By James Morris | on November 06, 2009
Price When Reviewed: £469
Pros: Stable native 64-bit version; RED ONE 4K file support; bundled DVD Architect Pro 5 can author and burn Blu-ray.
Cons: Ugly interface; Cinescore plug-in didn’t work with 64-bit Vegas; Vegas and DVD Architect Pro missing some presets.
This camera is reviewed as part of our group test of Video-editing applications
Sony Vegas was the first PC video editing program to offer a native 64-bit option, and this came of age with version 9. With a 64-bit operating system’s lack of memory constrictions compared to 32-bit, this theoretically makes Vegas 9 a more stable platform for dealing with HD and higher-resolution footage.
This is handy if you’re planning to use the software’s support for 4K footage, including R3D files from the Red One camera.
The Vegas workflow now handles other solid-state recording formats, too. You can browse XDCAM EX and AVCHD devices directly from the editing app, showing thumbnails to help you grab the clips you want. There’s native support for XDCAM EX files, and you can capture XDCAM MXF files over HD-SDI.
Version 9 of Vegas added customisable workspaces, with the ability to save up to nine preset positions. You can choose to edit in the faster 8-bit mode and then switch to 32-bit mode for precision rendering.
However, Vegas is a less fully integrated package than some of its rivals.

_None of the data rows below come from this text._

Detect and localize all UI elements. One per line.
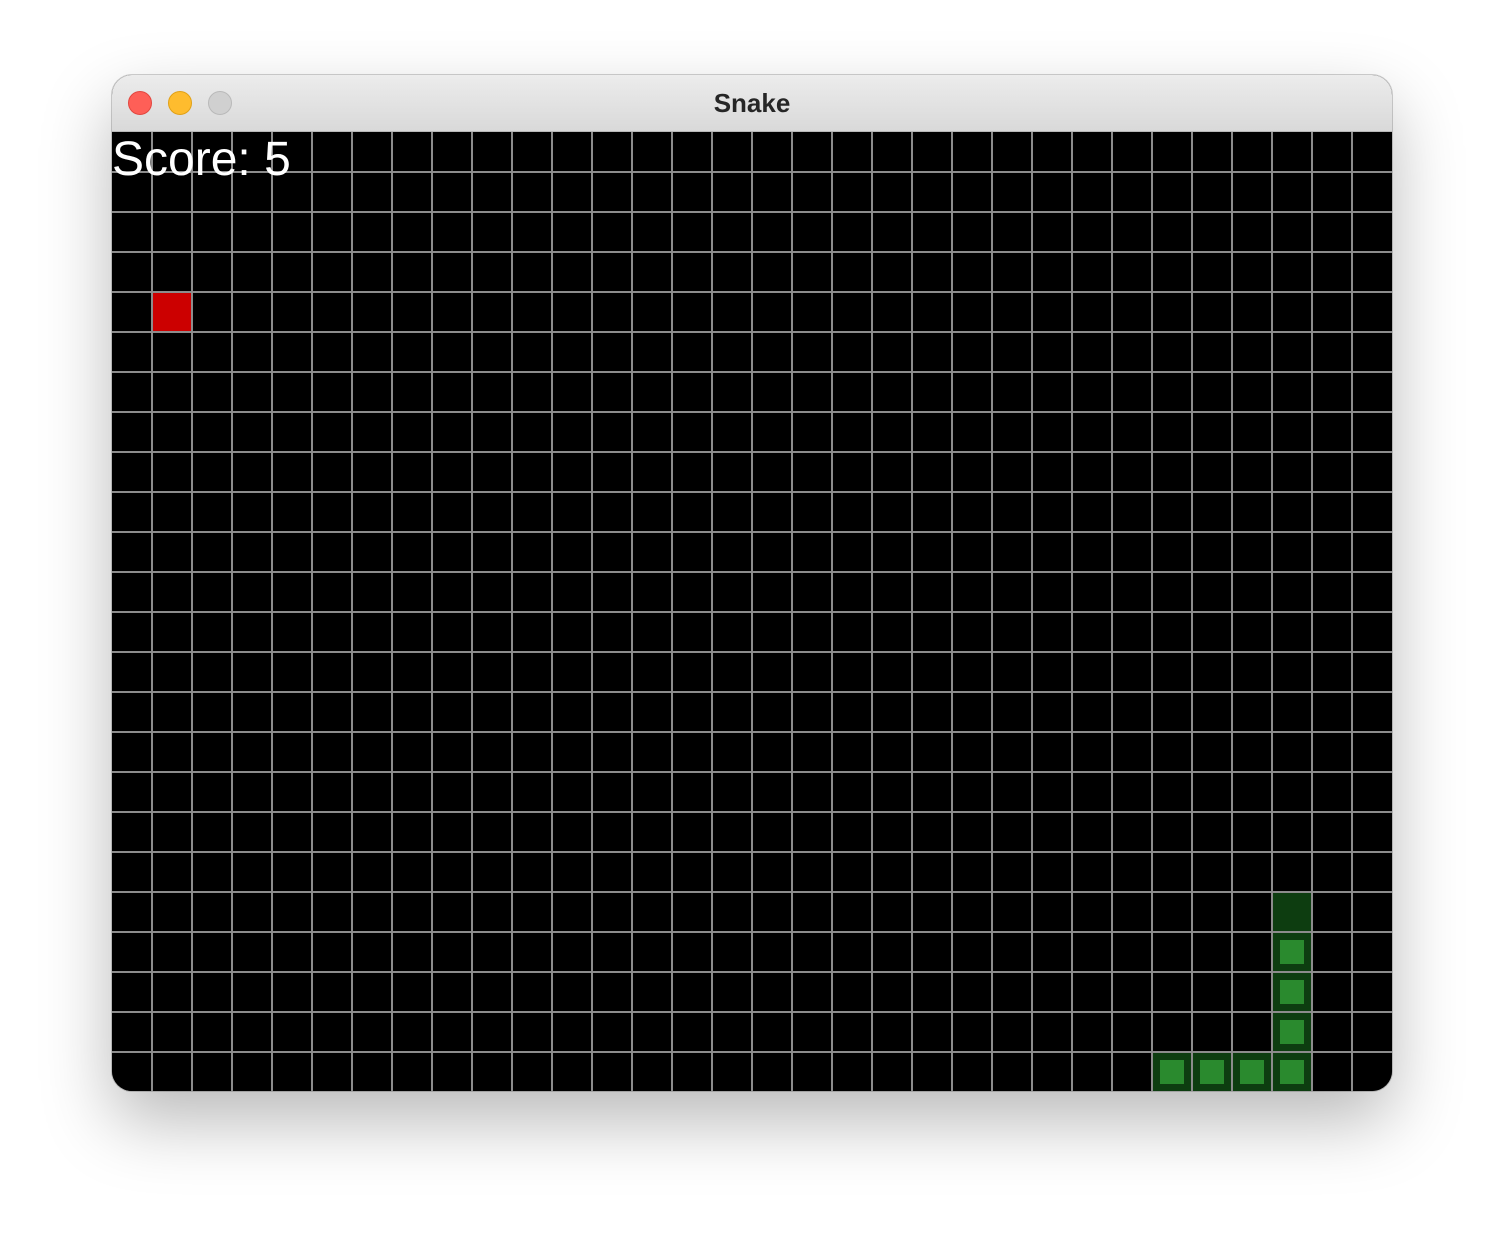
snake-segment-inner xyxy=(1280,940,1304,964)
board-canvas xyxy=(112,132,1392,1091)
game-board[interactable]: Score: 5 xyxy=(112,132,1392,1091)
snake-segment-inner xyxy=(1280,980,1304,1004)
game-window: Snake Score: 5 xyxy=(112,75,1392,1091)
title-bar[interactable]: Snake xyxy=(112,75,1392,132)
snake-head xyxy=(1273,893,1311,931)
snake-segment-inner xyxy=(1240,1060,1264,1084)
snake-segment-inner xyxy=(1280,1060,1304,1084)
snake-segment-inner xyxy=(1200,1060,1224,1084)
window-title: Snake xyxy=(713,88,791,118)
score-label: Score: 5 xyxy=(112,133,291,186)
snake-segment-inner xyxy=(1280,1020,1304,1044)
food-pellet xyxy=(153,293,191,331)
snake-segment-inner xyxy=(1160,1060,1184,1084)
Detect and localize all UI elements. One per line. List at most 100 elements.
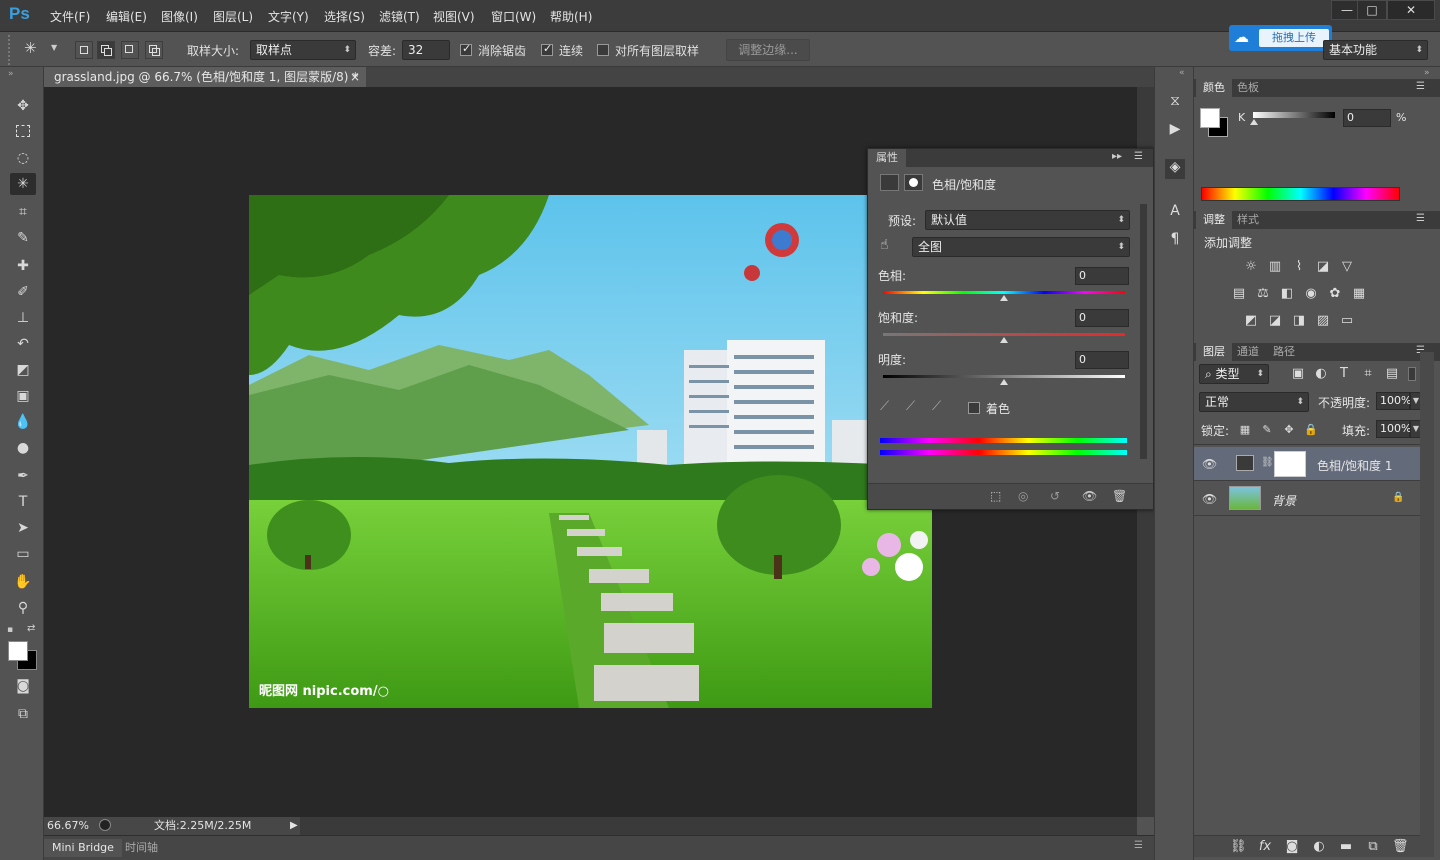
threshold-icon[interactable]: ◨ <box>1291 314 1307 328</box>
layer-row-hue-saturation[interactable]: 👁 ⛓ 色相/饱和度 1 <box>1194 447 1420 481</box>
lightness-slider-thumb[interactable] <box>1000 379 1008 385</box>
menu-file[interactable]: 文件(F) <box>50 8 90 25</box>
photo-filter-icon[interactable]: ◉ <box>1303 287 1319 301</box>
tool-preset-dropdown-icon[interactable]: ▼ <box>51 43 57 52</box>
vibrance-icon[interactable]: ▽ <box>1339 260 1355 274</box>
menu-edit[interactable]: 编辑(E) <box>106 8 147 25</box>
menu-select[interactable]: 选择(S) <box>324 8 365 25</box>
posterize-icon[interactable]: ◪ <box>1267 314 1283 328</box>
saturation-input[interactable]: 0 <box>1075 309 1129 327</box>
hue-saturation-icon[interactable]: ▤ <box>1231 287 1247 301</box>
lightness-input[interactable]: 0 <box>1075 351 1129 369</box>
color-spectrum-bar[interactable] <box>1201 187 1400 201</box>
new-group-icon[interactable]: ▬ <box>1338 840 1354 854</box>
layer-style-icon[interactable]: fx <box>1257 840 1273 854</box>
black-white-icon[interactable]: ◧ <box>1279 287 1295 301</box>
add-mask-icon[interactable]: ◙ <box>1284 840 1300 854</box>
filter-smart-object-icon[interactable]: ▤ <box>1384 367 1400 381</box>
tolerance-input[interactable]: 32 <box>402 40 450 60</box>
channel-dropdown[interactable]: 全图 ⬍ <box>912 237 1130 257</box>
antialias-checkbox[interactable] <box>460 42 472 56</box>
filter-shape-icon[interactable]: ⌗ <box>1360 367 1376 381</box>
k-slider-thumb[interactable] <box>1250 119 1258 125</box>
lightness-slider[interactable] <box>883 375 1125 378</box>
k-channel-input[interactable]: 0 <box>1343 109 1391 127</box>
layer-name[interactable]: 背景 <box>1272 492 1296 509</box>
colorize-checkbox[interactable] <box>968 402 980 414</box>
status-info-icon[interactable] <box>99 819 111 831</box>
eyedropper-plus-icon[interactable]: ⟋ <box>906 399 915 414</box>
tab-adjustments[interactable]: 调整 <box>1196 211 1232 229</box>
workspace-dropdown[interactable]: 基本功能 ⬍ <box>1323 40 1428 60</box>
zoom-tool-icon[interactable]: ⚲ <box>10 597 36 619</box>
layer-filter-dropdown[interactable]: ⌕ 类型 ⬍ <box>1199 364 1269 384</box>
color-balance-icon[interactable]: ⚖ <box>1255 287 1271 301</box>
foreground-color-swatch[interactable] <box>8 641 28 661</box>
zoom-level[interactable]: 66.67% <box>47 817 89 835</box>
intersect-selection-icon[interactable] <box>145 41 163 59</box>
lock-image-icon[interactable]: ✎ <box>1259 423 1275 437</box>
tab-timeline[interactable]: 时间轴 <box>117 839 166 857</box>
new-layer-icon[interactable]: ⧉ <box>1365 840 1381 854</box>
curves-icon[interactable]: ⌇ <box>1291 260 1307 274</box>
channel-mixer-icon[interactable]: ✿ <box>1327 287 1343 301</box>
3d-panel-icon[interactable]: ◈ <box>1165 159 1185 179</box>
k-channel-slider[interactable] <box>1253 112 1335 118</box>
mask-icon[interactable] <box>904 174 923 191</box>
type-tool-icon[interactable]: T <box>10 491 36 513</box>
document-tab[interactable]: grassland.jpg @ 66.7% (色相/饱和度 1, 图层蒙版/8)… <box>44 67 366 87</box>
menu-type[interactable]: 文字(Y) <box>268 8 309 25</box>
filter-type-icon[interactable]: T <box>1336 367 1352 381</box>
hand-tool-icon[interactable]: ✋ <box>10 571 36 593</box>
crop-tool-icon[interactable]: ⌗ <box>10 201 36 223</box>
brightness-contrast-icon[interactable]: ☼ <box>1243 260 1259 274</box>
view-previous-icon[interactable]: ◎ <box>1018 489 1028 503</box>
close-button[interactable]: ✕ <box>1387 0 1435 20</box>
quick-mask-icon[interactable]: ◙ <box>10 675 36 697</box>
lock-transparent-icon[interactable]: ▦ <box>1237 423 1253 437</box>
tab-layers[interactable]: 图层 <box>1196 343 1232 361</box>
clip-to-layer-icon[interactable]: ⬚ <box>990 489 1001 503</box>
eyedropper-icon[interactable]: ⟋ <box>880 399 889 414</box>
actions-panel-icon[interactable]: ▶ <box>1165 121 1185 141</box>
clone-stamp-tool-icon[interactable]: ⊥ <box>10 307 36 329</box>
new-selection-icon[interactable] <box>75 41 93 59</box>
pen-tool-icon[interactable]: ✒ <box>10 465 36 487</box>
swap-colors-icon[interactable]: ⇄ <box>27 623 35 634</box>
menu-window[interactable]: 窗口(W) <box>491 8 536 25</box>
link-icon[interactable]: ⛓ <box>1261 457 1274 468</box>
lock-all-icon[interactable]: 🔒 <box>1303 423 1319 437</box>
selective-color-icon[interactable]: ▨ <box>1315 314 1331 328</box>
gradient-map-icon[interactable]: ▭ <box>1339 314 1355 328</box>
reset-icon[interactable]: ↺ <box>1050 489 1060 503</box>
expand-dock-icon[interactable]: » <box>1424 68 1430 78</box>
history-brush-tool-icon[interactable]: ↶ <box>10 333 36 355</box>
menu-image[interactable]: 图像(I) <box>161 8 198 25</box>
tab-channels[interactable]: 通道 <box>1230 343 1266 361</box>
eraser-tool-icon[interactable]: ◩ <box>10 359 36 381</box>
visibility-eye-icon[interactable]: 👁 <box>1202 457 1217 471</box>
targeted-adjustment-hand-icon[interactable]: ☝ <box>880 237 889 253</box>
magic-wand-tool-icon[interactable]: ✳ <box>24 39 48 61</box>
filter-pixel-icon[interactable]: ▣ <box>1290 367 1306 381</box>
tab-styles[interactable]: 样式 <box>1230 211 1266 229</box>
brush-tool-icon[interactable]: ✐ <box>10 281 36 303</box>
panel-menu-icon[interactable]: ☰ <box>1416 213 1425 224</box>
properties-scrollbar[interactable] <box>1140 204 1147 459</box>
delete-icon[interactable]: 🗑 <box>1112 489 1127 503</box>
lasso-tool-icon[interactable]: ◌ <box>10 147 36 169</box>
exposure-icon[interactable]: ◪ <box>1315 260 1331 274</box>
new-adjustment-icon[interactable]: ◐ <box>1311 840 1327 854</box>
collapse-panel-icon[interactable]: ▸▸ <box>1112 151 1122 162</box>
invert-icon[interactable]: ◩ <box>1243 314 1259 328</box>
rectangle-tool-icon[interactable]: ▭ <box>10 543 36 565</box>
filter-adjustment-icon[interactable]: ◐ <box>1313 367 1329 381</box>
preset-dropdown[interactable]: 默认值 ⬍ <box>925 210 1130 230</box>
contiguous-checkbox[interactable] <box>541 42 553 56</box>
layer-mask-thumbnail[interactable] <box>1274 451 1306 477</box>
gradient-tool-icon[interactable]: ▣ <box>10 385 36 407</box>
tab-properties[interactable]: 属性 <box>868 149 906 167</box>
saturation-slider[interactable] <box>883 333 1125 336</box>
adjustment-layer-icon[interactable] <box>880 174 899 191</box>
sample-all-layers-checkbox[interactable] <box>597 44 609 56</box>
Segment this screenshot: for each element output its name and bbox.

For example, the bundled DVD Architect Pro 5 is a powerful authoring tool with the ability to create Blu-ray discs, but it’s essentially a standalone app. You output projects from Vegas and then import the resulting video into DVD Architect Pro.
Where Vegas is very well-integrated, however, is with the bundled Cinescore Studio 1 (although this uses a 32-bit plug-in so doesn’t work with the 64-bit Vegas).
This provides sophisticated loop-based soundtrack creation. Cinescore is ideal if you’re producing corporate videos requiring quick-and-dirty royalty-free music, or to provide a general idea of the feel you want to a real-life composer.
This makes Sony Vegas 9 good for audio-focused projects. It’s also the most keenly priced package here. With wide native support of video formats and a capable – if not heavily integrated – disc authoring package included, Vegas is a good choice for independent producers.